Temps de lecture : 2 min

L'analyse d’inscriptions manuscrites sur des fragments de poterie vieux de 2.600 ans a permis de réexaminer l’époque à partir de laquelle l’écriture était répandue dans l’actuel État d’Israël.

Bible | Lauri Rantala via Flickr CC License By
Bible | Lauri Rantala via Flickr CC License By

Le débat sur la datation de la Bible est relancé. Tout est parti de l’analyse récente de fragments de poterie datant de 600 avant notre ère. Des fouilles sur les restes d’un fort d’Arad (Israël), dans ce qui était alors le royaume de Judas, avaient mis au jour ces «ostracas», tessons de poterie utilisés comme support d’écriture.

Une équipe de mathématiciens de l’université de Tel Aviv a numérisé les inscriptions manuscrites et utilisé un algorithme pour déterminer si les textes avaient été écrits par la même personne. Ils ont pu découvrir qu’au moins six auteurs avaient écrits ces messages internes entre militaires, principalement des commandes d’approvisionnement en nourriture et en boisson, relate le New York Times.

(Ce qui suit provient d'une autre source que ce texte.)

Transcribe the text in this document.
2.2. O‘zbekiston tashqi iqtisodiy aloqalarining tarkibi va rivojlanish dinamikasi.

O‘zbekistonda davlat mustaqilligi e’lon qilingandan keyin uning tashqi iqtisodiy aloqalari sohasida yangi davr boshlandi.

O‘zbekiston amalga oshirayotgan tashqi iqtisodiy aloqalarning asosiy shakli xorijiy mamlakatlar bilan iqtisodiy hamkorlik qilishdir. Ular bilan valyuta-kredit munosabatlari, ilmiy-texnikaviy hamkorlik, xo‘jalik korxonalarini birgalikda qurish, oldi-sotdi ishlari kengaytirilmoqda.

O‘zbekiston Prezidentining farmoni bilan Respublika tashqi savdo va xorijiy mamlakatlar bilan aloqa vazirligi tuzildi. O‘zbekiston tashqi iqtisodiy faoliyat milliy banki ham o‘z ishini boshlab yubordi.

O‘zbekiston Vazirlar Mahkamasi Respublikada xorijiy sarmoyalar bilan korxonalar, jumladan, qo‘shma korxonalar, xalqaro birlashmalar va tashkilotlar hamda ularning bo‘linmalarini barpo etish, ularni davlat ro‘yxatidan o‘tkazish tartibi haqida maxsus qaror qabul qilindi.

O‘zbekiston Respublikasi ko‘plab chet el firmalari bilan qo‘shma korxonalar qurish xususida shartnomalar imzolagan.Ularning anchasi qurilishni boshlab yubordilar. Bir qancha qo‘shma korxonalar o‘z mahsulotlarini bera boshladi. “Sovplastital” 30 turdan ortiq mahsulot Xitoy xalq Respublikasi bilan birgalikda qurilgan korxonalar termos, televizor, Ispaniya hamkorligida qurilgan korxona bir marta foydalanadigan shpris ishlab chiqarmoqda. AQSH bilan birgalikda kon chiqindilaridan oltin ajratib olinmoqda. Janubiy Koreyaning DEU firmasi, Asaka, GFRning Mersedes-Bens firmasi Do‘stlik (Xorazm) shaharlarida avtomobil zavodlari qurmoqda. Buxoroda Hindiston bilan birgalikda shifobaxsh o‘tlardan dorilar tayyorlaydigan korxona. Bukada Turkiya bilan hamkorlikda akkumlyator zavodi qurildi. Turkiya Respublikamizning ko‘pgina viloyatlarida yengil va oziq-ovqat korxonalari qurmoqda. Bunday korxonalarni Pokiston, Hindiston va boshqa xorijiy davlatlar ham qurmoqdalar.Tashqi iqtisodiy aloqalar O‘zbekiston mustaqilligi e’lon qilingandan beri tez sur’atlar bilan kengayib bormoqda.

Les signatures des auteurs et les interpellations entre eux dans les textes ont permis de découvrir qu’ils appartenaient à tous les niveaux de la hiérarchie du fort, du commandant de la forteresse au simple garde placé sous l’autorité du responsable des stocks.

Les fragments de poterie utilisés comme support d’écriture analysés dans l’étude. Via Livescience | Crédit: PNAS, Faigenbaum-Golovin et al.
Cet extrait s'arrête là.